Thanks Massimo,

Nothing is actually wrong with Val, it's a float obtained from a row.
After a fair bit of ploughing, I found that the issue is to do with
the list of [OPTION...] for the SELECT control.
If you generate a list of [<OPTION>,....] from a function like I did,
and reuse that list in multiple SELECT() calls, it gets modified as
you go:

def GenerateTimeIncrements(hours):
    return [OPTION( '%s' % v , _value=v) for v in range(hours)]

def SomeController():
    ....
    Values = GenerateTimeIncrements(10)
    table = TABLE()
    table.append(TR(TD(SELECT(value=1, *Values))))
    table.append(TR(TD(SELECT(value=2, *Values))))
    table.append(TR(TD(SELECT(value=3, *Values))))
    ....

In this case, all three drop-downs will have their default value set
to 3.0, as Values is being changed by the call to SELECT() where it
specifies which option is selected. To get what you want, you need to
do something like this:

    table.append(TR(TD(SELECT(value=1, *GenerateTimeIncrements(10)))))
    table.append(TR(TD(SELECT(value=2, *GenerateTimeIncrements(10)))))
    table.append(TR(TD(SELECT(value=3, *GenerateTimeIncrements(10)))))

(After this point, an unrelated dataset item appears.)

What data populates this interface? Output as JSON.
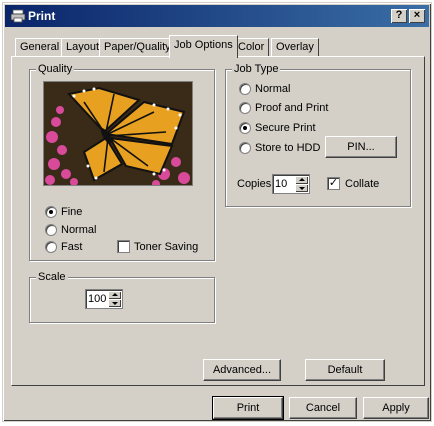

I know this is down to the fact in python, a list is an object and
passed around as such (which is one of my pet peeves with the
language) but I think that in this case the desired behaviour would be
for SELECT to take a copy of the list, and avoid these issues.

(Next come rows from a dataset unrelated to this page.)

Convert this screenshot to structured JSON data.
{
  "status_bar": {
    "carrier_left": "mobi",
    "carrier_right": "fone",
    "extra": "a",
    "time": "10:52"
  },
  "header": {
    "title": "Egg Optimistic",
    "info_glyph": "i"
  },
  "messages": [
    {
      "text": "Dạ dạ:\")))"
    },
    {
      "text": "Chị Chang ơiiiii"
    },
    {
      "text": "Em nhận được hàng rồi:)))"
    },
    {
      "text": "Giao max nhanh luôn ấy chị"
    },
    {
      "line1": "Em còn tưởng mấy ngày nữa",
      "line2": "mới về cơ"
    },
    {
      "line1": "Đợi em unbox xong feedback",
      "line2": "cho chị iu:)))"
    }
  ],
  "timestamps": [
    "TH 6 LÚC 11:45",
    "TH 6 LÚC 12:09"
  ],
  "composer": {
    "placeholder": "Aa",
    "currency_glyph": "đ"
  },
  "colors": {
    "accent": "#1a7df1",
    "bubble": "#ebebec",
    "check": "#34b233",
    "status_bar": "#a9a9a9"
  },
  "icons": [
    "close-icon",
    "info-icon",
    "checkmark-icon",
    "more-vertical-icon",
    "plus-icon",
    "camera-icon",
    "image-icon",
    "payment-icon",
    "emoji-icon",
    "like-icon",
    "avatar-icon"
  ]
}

Curiously, the following still causes the error, and this is the
worrying part as this is not how python should work:

    table = TABLE()
    Values = GenerateTimeIncrements(10)
    table.append(TR(TD(SELECT(value=1, *list(Values)))))
    table.append(TR(TD(SELECT(value=2, *list(Values)))))
    table.append(TR(TD(SELECT(value=3, *list(Values)))))

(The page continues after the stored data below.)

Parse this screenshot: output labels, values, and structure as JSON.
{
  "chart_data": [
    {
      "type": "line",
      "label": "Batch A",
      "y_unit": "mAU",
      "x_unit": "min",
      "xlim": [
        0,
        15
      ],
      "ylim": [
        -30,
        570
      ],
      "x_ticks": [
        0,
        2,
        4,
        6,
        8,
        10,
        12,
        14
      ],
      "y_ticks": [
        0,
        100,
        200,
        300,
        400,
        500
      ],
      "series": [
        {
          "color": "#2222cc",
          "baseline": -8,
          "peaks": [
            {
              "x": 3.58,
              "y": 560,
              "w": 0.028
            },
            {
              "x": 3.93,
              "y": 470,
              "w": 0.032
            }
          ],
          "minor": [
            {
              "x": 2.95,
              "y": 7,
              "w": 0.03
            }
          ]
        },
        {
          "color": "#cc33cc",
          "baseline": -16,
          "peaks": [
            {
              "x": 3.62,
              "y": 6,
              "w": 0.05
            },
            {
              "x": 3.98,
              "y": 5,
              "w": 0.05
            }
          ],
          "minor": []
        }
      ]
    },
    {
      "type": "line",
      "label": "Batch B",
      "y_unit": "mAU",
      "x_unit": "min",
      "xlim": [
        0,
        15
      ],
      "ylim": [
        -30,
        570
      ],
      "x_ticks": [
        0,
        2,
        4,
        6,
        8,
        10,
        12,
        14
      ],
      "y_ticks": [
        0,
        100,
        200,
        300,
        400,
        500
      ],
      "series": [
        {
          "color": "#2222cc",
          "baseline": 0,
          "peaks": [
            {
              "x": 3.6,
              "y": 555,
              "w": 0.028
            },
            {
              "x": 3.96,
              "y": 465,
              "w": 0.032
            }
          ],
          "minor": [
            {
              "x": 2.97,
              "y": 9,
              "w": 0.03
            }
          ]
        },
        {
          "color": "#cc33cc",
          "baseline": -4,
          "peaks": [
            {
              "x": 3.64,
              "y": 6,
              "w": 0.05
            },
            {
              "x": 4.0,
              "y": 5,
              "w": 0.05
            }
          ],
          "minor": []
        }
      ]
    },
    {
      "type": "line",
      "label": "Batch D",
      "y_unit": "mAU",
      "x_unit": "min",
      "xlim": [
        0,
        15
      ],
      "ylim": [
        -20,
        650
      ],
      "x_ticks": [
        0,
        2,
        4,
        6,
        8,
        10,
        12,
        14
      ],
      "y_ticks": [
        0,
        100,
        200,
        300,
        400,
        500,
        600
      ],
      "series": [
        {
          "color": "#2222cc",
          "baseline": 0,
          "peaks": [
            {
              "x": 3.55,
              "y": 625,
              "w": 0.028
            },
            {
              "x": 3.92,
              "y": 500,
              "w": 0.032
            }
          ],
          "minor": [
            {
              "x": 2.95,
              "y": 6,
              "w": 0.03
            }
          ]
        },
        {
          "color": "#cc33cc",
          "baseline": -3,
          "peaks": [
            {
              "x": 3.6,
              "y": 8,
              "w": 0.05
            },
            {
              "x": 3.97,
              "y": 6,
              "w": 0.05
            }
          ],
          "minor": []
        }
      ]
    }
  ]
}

Any reason why this should be this way?

On Mar 14, 7:19 pm, Massimo Di Pierro <massimo.dipie...@gmail.com>
wrote:
> There is nothing wrong in this code. Look into the value returned by
>
>  Val = TSE[field]
>
> I think it may not contain what you think it does. I do not know why.
>
> On Mar 14, 10:33 am, Andrew Buchan <andyha...@gmail.com> wrote:
>
>
>
>
>
>
>
> > Hi,
>
> > In my timesheet application I have a form which looks like a
> > spreadsheet, where each cell has a drop-down list of time-measures in
> > 15min increments up to 9 hours, the idea being for the user to set the
> > time he works against each job on the timesheet. The function below
> > generates these "Hours Input Cells", and works fine except that it
> > won't set the selected option to the value as obtained from the
> > assignment to Val in the second line of code.
>
> > HOWEVER, if I assign a new value to Val (see commented-out line), then
> > it selects the drop-down option to that value for each cell...
> > Note that I am obtaining a valid value for Val, I can display it in
> > the form for testing purposes (see TD in last line), and if when I
> > assign one of those values to Val as per the commented-out line, it
> > correctly sets it as selected in the drop-down list.
>
> > def HoursInputCell(TSE, field):
> >     Val = TSE[field]
> >     FieldName = GetHoursCellName(TSE, field)
> >     Values = DayTimeIncrements
> >     #Val= 2.5
> >     return TD( Val , SELECT(value=Val , *Values, _name=FieldName,
> > _width='20', _class='TimesheetHoursInput'),
> > _class='TimesheetTableDayCell')
>
> > Could this have anything to do with cache?